In impact devices of the type driven by a rotary motor it is necessary to convert the rotary motion of an output shaft to reciprocating motion of a body, usually including a resilient coupler, to drive a ram into impacting against an output tool. In such prior devices the generation of high impacting forces in relatively light weight structures is accompanied by inefficiency of energy conversion caused by unnecessary heating and unwanted harmonic vibrations which seriously waste energy and reduce service life. In particular, considerable such extraneous harmonics are generated by the structural means incorporated to change rotary shaft motion to reciprocating body motion.
In most such prior art devices the rotary-to-reciprocative motion converter includes a connecting rod operatively connected to a crankshaft to reciprocate a body in one of two ways. In the most common of these, the connecting rod is connected with its principal axis in a direct line between a crankpin on a crank on the crankshaft and a wrist pin on the reciprocating body, the principal axis of the connecting rod during each cycle of operation thereby assuming angles up to a maximum of 10 to 15 degress each side of the geometric plane passing through the crankshaft rotational axis and the wrist pin axis. In applicant's U.S. Pat. No. 4,014,392 (3-29-77) the extraneous harmonic vibrations generated by such connecting rods are significantly reduced by incorporating structures for which the aforementioned maximum angles are reduced to less than four degrees.

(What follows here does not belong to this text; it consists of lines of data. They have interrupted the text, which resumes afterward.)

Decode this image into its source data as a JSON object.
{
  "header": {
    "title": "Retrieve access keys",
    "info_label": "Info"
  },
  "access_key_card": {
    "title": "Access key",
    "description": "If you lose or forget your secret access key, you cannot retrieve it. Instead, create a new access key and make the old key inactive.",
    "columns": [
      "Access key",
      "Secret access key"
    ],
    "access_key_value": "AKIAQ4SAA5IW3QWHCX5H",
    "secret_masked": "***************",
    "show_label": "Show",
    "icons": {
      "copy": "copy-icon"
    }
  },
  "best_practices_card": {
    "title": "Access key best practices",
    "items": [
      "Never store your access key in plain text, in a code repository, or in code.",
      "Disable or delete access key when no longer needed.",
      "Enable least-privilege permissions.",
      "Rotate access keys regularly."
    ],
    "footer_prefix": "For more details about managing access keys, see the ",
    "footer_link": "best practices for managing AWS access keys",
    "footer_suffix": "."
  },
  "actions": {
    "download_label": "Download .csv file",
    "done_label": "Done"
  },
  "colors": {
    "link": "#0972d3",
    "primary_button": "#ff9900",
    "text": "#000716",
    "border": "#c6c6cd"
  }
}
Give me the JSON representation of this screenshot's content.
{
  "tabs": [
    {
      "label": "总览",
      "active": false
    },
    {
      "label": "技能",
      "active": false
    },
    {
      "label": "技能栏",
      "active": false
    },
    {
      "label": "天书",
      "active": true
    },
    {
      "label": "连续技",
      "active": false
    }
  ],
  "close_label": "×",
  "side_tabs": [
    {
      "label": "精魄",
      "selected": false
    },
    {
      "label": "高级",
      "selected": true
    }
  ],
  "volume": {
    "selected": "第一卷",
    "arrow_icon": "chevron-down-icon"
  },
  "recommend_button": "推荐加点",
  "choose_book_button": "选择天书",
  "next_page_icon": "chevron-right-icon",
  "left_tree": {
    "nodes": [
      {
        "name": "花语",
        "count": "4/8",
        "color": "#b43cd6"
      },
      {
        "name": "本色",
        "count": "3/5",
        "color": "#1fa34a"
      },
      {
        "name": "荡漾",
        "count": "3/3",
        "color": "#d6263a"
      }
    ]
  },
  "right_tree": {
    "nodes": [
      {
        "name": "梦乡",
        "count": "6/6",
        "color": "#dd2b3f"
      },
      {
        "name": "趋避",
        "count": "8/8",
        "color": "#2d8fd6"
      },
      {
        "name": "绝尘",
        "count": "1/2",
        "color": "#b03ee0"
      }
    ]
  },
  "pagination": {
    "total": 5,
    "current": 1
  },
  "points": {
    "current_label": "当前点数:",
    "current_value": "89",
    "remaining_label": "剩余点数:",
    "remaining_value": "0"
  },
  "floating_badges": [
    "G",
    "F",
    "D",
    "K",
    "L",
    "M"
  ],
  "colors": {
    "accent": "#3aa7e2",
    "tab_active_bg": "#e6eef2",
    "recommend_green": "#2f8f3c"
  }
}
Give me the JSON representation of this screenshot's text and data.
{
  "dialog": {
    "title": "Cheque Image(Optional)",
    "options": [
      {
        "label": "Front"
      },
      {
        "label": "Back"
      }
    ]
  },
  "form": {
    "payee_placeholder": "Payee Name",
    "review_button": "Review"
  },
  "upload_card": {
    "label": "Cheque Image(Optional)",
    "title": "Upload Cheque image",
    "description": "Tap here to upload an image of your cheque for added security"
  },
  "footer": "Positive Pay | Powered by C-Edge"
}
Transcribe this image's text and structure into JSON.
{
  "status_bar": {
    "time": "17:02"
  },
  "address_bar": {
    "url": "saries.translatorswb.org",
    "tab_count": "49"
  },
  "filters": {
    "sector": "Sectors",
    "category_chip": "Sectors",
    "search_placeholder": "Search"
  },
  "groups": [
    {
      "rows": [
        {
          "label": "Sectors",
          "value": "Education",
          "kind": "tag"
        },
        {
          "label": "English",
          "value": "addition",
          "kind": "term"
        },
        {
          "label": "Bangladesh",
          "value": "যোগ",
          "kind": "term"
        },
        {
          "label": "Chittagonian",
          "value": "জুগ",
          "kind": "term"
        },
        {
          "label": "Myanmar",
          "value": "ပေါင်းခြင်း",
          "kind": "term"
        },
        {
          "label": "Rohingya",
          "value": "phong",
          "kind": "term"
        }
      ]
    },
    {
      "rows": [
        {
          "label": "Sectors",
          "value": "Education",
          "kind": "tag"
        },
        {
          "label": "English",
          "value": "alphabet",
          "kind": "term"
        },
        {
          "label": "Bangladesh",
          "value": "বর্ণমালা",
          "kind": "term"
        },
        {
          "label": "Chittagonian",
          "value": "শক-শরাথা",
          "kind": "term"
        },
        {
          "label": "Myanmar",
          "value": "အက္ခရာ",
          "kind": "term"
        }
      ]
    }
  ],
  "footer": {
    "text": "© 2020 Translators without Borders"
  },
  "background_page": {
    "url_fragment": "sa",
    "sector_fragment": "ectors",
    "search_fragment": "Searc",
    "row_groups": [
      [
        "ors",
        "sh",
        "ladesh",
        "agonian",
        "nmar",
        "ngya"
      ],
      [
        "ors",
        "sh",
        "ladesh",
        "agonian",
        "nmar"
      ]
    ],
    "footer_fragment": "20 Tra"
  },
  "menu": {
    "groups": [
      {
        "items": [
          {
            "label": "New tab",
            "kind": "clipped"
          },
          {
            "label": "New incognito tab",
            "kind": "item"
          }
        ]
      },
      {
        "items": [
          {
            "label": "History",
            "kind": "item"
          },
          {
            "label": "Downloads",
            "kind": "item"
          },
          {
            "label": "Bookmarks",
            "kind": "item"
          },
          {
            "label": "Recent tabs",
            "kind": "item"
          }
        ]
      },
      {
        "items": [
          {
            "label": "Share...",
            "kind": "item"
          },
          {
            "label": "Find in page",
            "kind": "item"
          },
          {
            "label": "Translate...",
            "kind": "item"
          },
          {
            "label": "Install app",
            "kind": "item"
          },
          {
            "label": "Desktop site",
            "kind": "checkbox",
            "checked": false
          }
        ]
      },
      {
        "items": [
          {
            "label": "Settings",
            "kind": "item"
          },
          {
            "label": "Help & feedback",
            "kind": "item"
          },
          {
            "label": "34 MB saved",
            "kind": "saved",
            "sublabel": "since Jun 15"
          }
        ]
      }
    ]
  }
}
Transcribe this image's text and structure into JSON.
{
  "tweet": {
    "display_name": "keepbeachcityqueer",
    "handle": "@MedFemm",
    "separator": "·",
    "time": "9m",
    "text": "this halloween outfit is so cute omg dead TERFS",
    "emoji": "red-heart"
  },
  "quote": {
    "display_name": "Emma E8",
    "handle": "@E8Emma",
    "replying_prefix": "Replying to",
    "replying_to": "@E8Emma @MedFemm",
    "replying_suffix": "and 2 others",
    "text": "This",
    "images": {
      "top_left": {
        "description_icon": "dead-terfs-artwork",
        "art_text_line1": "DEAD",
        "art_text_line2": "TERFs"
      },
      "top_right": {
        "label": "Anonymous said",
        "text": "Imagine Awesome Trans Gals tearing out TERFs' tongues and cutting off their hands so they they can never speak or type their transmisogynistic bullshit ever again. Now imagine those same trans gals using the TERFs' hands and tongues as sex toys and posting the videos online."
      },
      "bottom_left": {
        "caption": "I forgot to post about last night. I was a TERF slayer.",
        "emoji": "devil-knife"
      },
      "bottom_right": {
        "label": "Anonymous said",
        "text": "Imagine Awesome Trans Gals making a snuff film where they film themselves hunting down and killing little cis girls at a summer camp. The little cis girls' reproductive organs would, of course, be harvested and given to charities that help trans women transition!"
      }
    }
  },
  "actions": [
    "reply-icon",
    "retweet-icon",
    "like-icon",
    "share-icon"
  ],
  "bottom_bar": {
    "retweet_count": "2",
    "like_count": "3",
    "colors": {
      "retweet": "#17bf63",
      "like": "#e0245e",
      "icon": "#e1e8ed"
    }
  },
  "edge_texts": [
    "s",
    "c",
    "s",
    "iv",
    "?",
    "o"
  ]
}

In other such impact devices a rotary-to-reciprocative motion converter as shown in FIG. 1 also includes a connecting rod 12 operatively interconnecting a crankpin 14 rotating on crankshaft 18 to reciprocate body 15. The extraneous harmonic vibrations generated by angular positioning of the connecting rod interconnected as described hereinabove is avoided by the arrangement illustrated in FIG. 1 by fitting connecting rod 12 to slide axially in bushing 24 and by incorporating slotted connecting rod end 10 with slot sides 20 and 22 in which crankpin 14 is pivoted as crankshaft 18 rotates. (Connecting rod 12 with slotted end 10 is sometimes referred to as a Scotch yoke.) Thus, connecting rod 12 moves in reciprocation ideally without angular positioning during operation. In practice, however, such devices are seriously deficient because the spacing between slot side 20 and slot side 22 must be greater than the outside diameter of crankpin 14 for crankpin 14 to slide in the slot with a practical degree of freedom from friction. Accordingly, during operation there is a tendency for crankpin 14 to impact from side to side as crankshaft 18 rotates because the reactive load on connecting rod 12 reverses during each cycle of operation. Such impacting generates extraneous harmonics of considerable amplitude and induces additional wear on the related surface and crankpin which increases the impacting effects described. When compounded with extraneous harmonics in the reactive forces from body 15, and lateral motion of the connecting rod 12 within the geometrical clearance between connecting rod 12 and bushing 24, necessary for a sliding fit therebetween, significant extraneous harmonic vibrations are generated with resultant unnecessary waste of energy and shortened service life. Connecting rods operatively interconnected in the manner just described are disclosed in U.S. Pat. No. 1,052,823 (2-11-13).
In the third type of rotary-to-reciprocative motion converter used in prior art devices a shaft rotates a cam surface which slides against a second surface. Such devices accordingly are deficient and because of irregular or non-linear motion have severe wear, relatively short service life and generate serious extraneous harmonics.